I can say the same about the program, you teach it the mechanics of painting, and then assign a degas style template. Then it can "mutate" the style template to come up with something new. I don't think its impossible to predict what direction the human artist might go in once you know what influences them, just as in the program. 

>don't get me wrong, i myself use generative methodologies in many pieces, but i'm pretty clear ahead of time, bugs not withstanding, what the range of behavior will be. but with a computer, and with bugs, you can always step through and discover EXACTLY, with double precision floating point accuracy, why something happened the way it happened. can you say the same for a person, let alone a wacky artist? i love what you are suggesting here, but i think you should give yourself more credit!
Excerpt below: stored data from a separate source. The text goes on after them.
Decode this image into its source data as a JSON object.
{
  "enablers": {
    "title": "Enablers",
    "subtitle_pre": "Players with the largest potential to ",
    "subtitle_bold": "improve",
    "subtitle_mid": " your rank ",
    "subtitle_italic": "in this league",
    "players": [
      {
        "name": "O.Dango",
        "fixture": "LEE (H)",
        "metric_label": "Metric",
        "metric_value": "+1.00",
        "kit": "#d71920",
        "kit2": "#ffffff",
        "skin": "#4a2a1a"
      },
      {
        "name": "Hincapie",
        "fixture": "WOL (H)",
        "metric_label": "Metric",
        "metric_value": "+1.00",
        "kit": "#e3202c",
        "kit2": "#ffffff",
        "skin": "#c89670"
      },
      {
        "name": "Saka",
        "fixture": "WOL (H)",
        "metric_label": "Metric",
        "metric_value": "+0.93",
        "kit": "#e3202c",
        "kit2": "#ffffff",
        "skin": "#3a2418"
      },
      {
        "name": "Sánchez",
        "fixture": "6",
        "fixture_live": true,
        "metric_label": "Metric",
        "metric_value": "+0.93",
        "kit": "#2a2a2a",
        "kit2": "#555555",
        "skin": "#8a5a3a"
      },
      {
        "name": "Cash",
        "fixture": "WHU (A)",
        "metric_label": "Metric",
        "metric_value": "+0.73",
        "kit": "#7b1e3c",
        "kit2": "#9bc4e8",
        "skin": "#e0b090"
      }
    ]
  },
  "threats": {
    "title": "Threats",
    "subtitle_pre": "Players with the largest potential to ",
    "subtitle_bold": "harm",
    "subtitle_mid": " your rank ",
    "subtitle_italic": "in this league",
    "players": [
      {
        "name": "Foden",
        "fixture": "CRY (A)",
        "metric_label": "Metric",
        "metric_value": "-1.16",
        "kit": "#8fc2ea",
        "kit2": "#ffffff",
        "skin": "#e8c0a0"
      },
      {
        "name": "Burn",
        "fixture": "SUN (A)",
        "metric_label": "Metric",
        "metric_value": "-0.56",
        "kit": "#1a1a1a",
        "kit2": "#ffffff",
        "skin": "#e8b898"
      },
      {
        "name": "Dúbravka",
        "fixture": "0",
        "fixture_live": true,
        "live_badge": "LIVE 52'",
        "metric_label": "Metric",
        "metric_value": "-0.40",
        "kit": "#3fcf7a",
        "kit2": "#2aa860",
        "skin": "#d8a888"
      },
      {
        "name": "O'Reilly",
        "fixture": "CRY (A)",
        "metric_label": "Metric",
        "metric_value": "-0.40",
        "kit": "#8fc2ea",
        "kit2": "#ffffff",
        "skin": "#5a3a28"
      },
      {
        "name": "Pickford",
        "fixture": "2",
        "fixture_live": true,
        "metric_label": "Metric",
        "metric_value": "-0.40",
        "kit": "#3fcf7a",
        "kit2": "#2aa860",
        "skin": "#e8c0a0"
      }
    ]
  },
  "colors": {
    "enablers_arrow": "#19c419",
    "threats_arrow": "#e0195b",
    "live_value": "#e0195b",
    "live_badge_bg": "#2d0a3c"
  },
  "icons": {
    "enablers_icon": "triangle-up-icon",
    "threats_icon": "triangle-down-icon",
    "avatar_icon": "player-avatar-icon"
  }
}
Hmmm sure but I'm more interested in the chaos of the syncronistic moment, I don't always want to know exactly what is going to happen next, or reproduce events to double precision floating point accuracy, I'm more concerned with generating unique realtime art.  

>> The advantage is I can suggest an idea to it and then it can create millions of variations in the same time as it might take me to make one. "take this building design and mutate it X% then show it to me"
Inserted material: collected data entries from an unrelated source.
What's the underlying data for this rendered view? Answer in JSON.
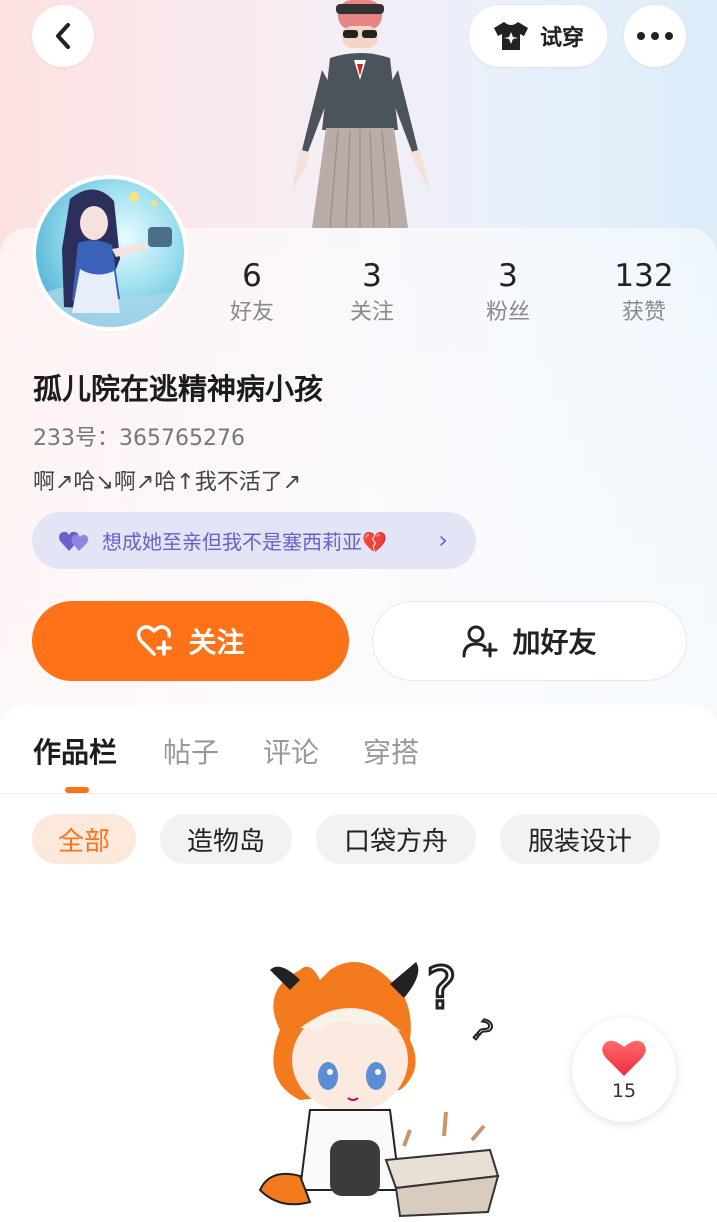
{
  "header": {
    "tryon_label": "试穿",
    "back_icon": "chevron-left-icon",
    "more_icon": "more-dots-icon"
  },
  "profile": {
    "stats": [
      {
        "value": "6",
        "label": "好友"
      },
      {
        "value": "3",
        "label": "关注"
      },
      {
        "value": "3",
        "label": "粉丝"
      },
      {
        "value": "132",
        "label": "获赞"
      }
    ],
    "username": "孤儿院在逃精神病小孩",
    "user_id": "233号：365765276",
    "bio": "啊↗哈↘啊↗哈↑我不活了↗",
    "badge_text": "想成她至亲但我不是塞西莉亚💔"
  },
  "actions": {
    "follow_label": "关注",
    "add_friend_label": "加好友"
  },
  "tabs": [
    {
      "label": "作品栏",
      "active": true
    },
    {
      "label": "帖子",
      "active": false
    },
    {
      "label": "评论",
      "active": false
    },
    {
      "label": "穿搭",
      "active": false
    }
  ],
  "filters": [
    {
      "label": "全部",
      "active": true
    },
    {
      "label": "造物岛",
      "active": false
    },
    {
      "label": "口袋方舟",
      "active": false
    },
    {
      "label": "服装设计",
      "active": false
    }
  ],
  "like_fab": {
    "count": "15"
  },
  "colors": {
    "accent": "#ff7217",
    "badge_text": "#6a61c8",
    "badge_bg": "#e3e4f6"
  }
}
>bad example :). this more or less proves that the computer is an extension of your own hand, simply doing things faster than you can, and presenting the results so you can decide which ones to keep.

I do often choose to see the computer is an extension of my own hand/mind, sure I've desiged autonomous systems with their own "aesthetic sensibilities", but I'm much more interested in playing god and creating my own digital bliss.
 
> >to be precise, "inspiration" *is* human generated, it only exists in our minds. but of course things other than human can be inspirational *to* us.
> 
> Hmmm yep sematics... was the first monkey to learn how to peel a banana inspired, or the octopus who learns how to open a jar with a treat  inside, or a whale who creates a new song?
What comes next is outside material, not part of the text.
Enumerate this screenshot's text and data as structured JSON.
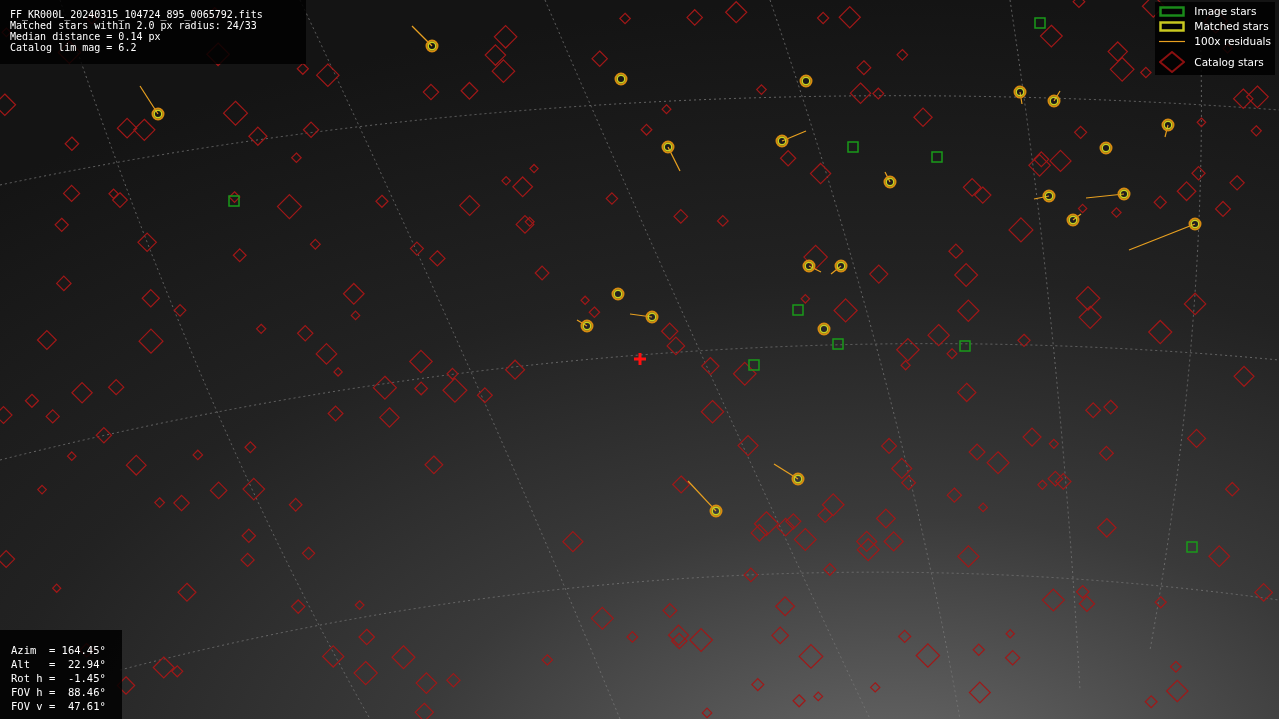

>hmmm nope not semantics. the monkey and octopus were hungry, the whale horney. is that "inspiration" or just cleverness in the face of need?  arguably, art was first produced when humanity had some free time away from basic need fulfillment (also arguably, art is a basic need unique to humanity, thus inspiration also unique).  if you want to compare inspiration to cleverness, then that's semantics, but i'd prefer to assume that a whale has no idea what inspiration is 'cause it doesn't speak english. 

Are these motives much different from humans? I don't think that art is a purely "human" phenomena, ever see the paintings of that elephant, the nest of a bower bird or listen to a Vulcan lovesong? To me Art is the inspiration of the universe, the universal creative process, which we humans tap into... only human arrogance seeks to claim sole credit for it. I'd suggest not making assumptions, maybe you should learn whalesong and ask the whale itself ;)

Damien
ps. My laptop sends you its love... I think it has a crush on you!  8p

pps. let me know (personally) if the mail server is still adding in strange linebreaks.